Not a day goes by that we are not thinking of you and loving you always.
Always in our hearts forever!

Love you,
Joni & Jayden

June 2, 2008

Jason,

Tears fell,chills ran over us and our hearts broke as biker's pulled out for the 5th Annual Jason Scott Memorial ride for little Jacob Auchey.Even though you are not here physically God is still using you to do good.The community pulled together once again to make this years ride a success to help Jacob's family.
The weather was just beautiful. Jayden had a good time sliding and jumping. She even helped sell refreshments coaxing people to buy them whether they wanted to or not.
We had a drawing and guess who got the ticket with your badge # 910? Your Dad, he was so proud of that,he showed it to everyone and said it was his lucky # and it was : he won a door prize.
The song "In the Line of Duty" written about you played as the bikers prepared to take off. Our emotions exploded and the pain of missing you was unbearable.
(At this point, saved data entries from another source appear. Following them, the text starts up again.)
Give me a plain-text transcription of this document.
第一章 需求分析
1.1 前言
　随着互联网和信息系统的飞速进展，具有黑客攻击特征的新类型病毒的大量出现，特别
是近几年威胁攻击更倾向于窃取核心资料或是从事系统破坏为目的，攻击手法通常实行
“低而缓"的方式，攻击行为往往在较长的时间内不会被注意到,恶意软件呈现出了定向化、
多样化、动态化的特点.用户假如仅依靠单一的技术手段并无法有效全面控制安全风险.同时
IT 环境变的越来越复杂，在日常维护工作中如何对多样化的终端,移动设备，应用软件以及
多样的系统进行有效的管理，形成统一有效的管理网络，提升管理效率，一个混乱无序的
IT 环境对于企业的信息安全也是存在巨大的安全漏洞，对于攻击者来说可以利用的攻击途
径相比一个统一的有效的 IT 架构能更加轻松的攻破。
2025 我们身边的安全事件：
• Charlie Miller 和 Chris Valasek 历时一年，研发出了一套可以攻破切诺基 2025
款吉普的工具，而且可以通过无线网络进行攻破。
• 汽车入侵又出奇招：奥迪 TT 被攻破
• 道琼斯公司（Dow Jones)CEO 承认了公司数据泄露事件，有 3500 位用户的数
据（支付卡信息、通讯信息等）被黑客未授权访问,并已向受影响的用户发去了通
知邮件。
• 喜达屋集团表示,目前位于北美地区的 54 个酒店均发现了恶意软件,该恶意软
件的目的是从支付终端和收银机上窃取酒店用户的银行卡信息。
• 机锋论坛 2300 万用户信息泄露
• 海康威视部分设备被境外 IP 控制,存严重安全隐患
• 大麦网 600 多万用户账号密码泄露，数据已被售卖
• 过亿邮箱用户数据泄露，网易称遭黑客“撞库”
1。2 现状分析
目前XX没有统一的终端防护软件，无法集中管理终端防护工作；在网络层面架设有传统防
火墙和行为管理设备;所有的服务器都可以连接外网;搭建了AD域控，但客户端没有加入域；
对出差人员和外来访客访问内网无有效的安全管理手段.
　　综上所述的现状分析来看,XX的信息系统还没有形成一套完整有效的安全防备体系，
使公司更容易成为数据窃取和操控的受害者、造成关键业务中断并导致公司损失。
Our memories of you have not and will not fade until we are together again.
Everyone on the ride returned safely as "910" watched over them.
We love and miss you so much. Dad and Carolyn

CAROLYN SCOTT
STEP MOM

June 2, 2008

Jason,
I can't believe another Mothers Day has gone by without you. My pain of missing you is as strong as the day you were taken away. There's not a day that goes by that I don't think about you. So on Mothers Day, I'm again reminded that I am so very thankful God chose me to be the mother of TWO loving, wonderful children--ONE on earth with me and ONE in Heaven, waiting for me.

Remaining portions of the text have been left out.